Women’s bodies have always been a battleground. While many strides have been taken to give women control over their own bodies, financial compensation has rarely factored into the scuffle. Money has suddenly become a weapon, but where the blows land makes little sense. Somehow, some believe that paying pregnant women for carrying children to term to give them up for adoption or donating eggs for IVF is just great, while struggling women who need support to raise their own children or those who want to donate eggs to scientific research are menaces to society. Apparently, it’s only okay when we pay women to reproduce for others.

A recent discussion on Bloggingheads between Steven Waldnet of Beliefnet and William Saletan of Slate proposed an intriguing question: should women be paid to carry children to term?

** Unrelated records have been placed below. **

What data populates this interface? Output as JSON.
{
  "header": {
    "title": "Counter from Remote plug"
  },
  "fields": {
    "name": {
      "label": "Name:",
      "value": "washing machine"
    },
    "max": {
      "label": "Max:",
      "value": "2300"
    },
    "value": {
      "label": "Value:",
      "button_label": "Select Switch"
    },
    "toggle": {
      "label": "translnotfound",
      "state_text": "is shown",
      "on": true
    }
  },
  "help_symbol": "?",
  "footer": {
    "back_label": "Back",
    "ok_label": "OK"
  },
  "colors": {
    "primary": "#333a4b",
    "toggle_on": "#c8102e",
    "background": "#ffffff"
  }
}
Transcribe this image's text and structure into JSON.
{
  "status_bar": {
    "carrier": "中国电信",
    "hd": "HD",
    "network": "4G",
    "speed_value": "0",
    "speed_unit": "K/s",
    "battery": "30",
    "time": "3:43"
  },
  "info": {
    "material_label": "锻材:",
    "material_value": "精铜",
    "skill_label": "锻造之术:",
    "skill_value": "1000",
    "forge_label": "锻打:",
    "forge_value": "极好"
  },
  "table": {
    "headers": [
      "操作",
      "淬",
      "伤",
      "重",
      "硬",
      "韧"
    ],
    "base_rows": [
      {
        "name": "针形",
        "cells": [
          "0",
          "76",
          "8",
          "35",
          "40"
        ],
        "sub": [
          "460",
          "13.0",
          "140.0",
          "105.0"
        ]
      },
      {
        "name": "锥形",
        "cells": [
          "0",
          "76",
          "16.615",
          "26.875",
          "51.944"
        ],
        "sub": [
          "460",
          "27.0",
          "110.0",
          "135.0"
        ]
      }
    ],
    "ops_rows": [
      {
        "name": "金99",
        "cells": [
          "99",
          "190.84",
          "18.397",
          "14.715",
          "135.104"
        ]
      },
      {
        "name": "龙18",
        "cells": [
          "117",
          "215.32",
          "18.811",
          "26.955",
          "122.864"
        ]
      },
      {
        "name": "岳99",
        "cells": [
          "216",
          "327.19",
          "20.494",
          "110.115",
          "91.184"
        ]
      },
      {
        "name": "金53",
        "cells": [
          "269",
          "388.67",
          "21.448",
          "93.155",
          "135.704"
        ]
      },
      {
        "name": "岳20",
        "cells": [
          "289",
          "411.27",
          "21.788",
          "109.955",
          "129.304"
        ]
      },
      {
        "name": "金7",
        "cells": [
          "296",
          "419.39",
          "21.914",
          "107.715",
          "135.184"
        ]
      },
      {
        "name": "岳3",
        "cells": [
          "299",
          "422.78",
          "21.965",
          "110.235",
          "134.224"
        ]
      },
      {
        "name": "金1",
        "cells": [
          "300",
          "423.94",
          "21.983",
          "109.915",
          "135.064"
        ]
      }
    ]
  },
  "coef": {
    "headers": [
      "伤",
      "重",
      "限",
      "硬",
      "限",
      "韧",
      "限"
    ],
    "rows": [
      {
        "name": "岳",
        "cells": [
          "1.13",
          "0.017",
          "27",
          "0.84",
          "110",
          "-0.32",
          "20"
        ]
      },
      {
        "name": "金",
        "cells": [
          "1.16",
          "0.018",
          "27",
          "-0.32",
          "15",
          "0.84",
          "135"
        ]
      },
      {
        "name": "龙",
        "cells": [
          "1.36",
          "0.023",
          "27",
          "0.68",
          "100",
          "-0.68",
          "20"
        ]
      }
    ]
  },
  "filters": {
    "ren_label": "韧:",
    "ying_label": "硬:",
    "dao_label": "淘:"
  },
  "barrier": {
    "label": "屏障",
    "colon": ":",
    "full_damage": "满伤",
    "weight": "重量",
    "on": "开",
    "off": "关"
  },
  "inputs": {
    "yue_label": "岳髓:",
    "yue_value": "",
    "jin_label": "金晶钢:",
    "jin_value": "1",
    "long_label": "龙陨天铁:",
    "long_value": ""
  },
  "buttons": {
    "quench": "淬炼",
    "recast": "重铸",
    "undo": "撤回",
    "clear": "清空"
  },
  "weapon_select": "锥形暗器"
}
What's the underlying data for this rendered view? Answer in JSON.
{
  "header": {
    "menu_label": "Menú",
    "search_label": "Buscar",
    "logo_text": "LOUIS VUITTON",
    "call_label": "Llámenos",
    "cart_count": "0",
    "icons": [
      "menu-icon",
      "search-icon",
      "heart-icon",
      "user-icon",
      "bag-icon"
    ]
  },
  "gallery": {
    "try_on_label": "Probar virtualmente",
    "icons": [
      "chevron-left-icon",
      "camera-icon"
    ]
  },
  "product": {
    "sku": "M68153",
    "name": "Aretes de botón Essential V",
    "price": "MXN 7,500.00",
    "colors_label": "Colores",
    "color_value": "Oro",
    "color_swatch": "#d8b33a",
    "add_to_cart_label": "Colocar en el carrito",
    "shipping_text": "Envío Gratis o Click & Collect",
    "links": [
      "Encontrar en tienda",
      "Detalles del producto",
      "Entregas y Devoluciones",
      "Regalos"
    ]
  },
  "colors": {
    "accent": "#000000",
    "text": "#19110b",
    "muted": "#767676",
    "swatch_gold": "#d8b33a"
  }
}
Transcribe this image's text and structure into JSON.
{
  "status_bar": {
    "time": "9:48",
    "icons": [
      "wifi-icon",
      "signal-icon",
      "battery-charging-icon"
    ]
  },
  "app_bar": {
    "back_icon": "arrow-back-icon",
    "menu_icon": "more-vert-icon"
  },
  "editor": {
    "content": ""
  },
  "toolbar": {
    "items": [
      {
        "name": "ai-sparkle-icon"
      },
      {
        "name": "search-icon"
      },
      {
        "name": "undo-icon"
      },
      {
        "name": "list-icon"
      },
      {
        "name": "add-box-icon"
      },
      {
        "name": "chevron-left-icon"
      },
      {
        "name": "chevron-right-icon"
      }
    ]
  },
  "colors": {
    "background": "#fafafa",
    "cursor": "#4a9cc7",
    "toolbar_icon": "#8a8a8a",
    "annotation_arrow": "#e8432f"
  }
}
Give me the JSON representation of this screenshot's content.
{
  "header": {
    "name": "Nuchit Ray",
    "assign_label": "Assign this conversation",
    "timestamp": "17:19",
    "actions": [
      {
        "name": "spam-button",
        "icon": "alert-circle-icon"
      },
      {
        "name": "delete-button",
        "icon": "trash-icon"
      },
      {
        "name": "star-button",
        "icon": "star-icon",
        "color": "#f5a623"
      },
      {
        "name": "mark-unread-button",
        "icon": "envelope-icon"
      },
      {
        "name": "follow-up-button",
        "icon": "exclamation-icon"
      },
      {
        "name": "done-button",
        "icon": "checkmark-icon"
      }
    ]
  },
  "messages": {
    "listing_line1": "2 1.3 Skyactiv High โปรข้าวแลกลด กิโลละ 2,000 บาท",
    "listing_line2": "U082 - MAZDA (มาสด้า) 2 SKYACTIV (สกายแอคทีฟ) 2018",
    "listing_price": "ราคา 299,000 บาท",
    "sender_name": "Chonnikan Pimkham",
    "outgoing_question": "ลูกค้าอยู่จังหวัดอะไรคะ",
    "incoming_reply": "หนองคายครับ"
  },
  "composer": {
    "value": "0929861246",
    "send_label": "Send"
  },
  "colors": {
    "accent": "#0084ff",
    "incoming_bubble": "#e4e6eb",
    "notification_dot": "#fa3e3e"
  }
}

Both men agreed that reducing abortions would be beneficial to society, and Waldnet believes that financial considerations often impact the decisions of pregnant women. The obvious solution, then, is to pay women to have children to give up for adoption. Apparently there’s a shortage of children for the surplus of adoptive parents, parents who receive government benefits for adopting. If pregnant women received such benefits – Waldnet stipulates that “maybe we should pay her $1000,” although he admits that he does not have an exact dollar estimate – everything would work out just fine. So kind of like a national surrogate pregnancy policy, as Saletan suggests, except in reality, there wouldn’t be enough parents for such an influx of bundles of joy. Maybe it would be better to support mothers who do want to keep their children and are struggling financially. Oh wait, right – these same groups who would support paying women to give their children up for adoption seem adamantly opposed to supporting underprivileged mothers.

One thing women have been paid for is their donation of eggs for reproductive purposes: that is, for more babies. Stem cell researchers have been trying for years to recruit egg donors (using the same invasive extraction procedure) without being able to offer any form of compensation. Just last month, New York controversially became the first state to allow researchers to pay women up to $10,000 for donating eggs for scientific purposes. Makes sense: same procedure, same incentive. But apparently the problem is that it’s not the same result, with one leading to newborns and the other to stem cell research. Regardless of whether harvesting eggs exploits women, it seems odd that payment would depend on the result.

The math just doesn’t add up. Money for babies = good, while money for mothers = bad? Money for eggs = good and money for eggs = bad? If you’re going to commodify women, folks, at least be consistent.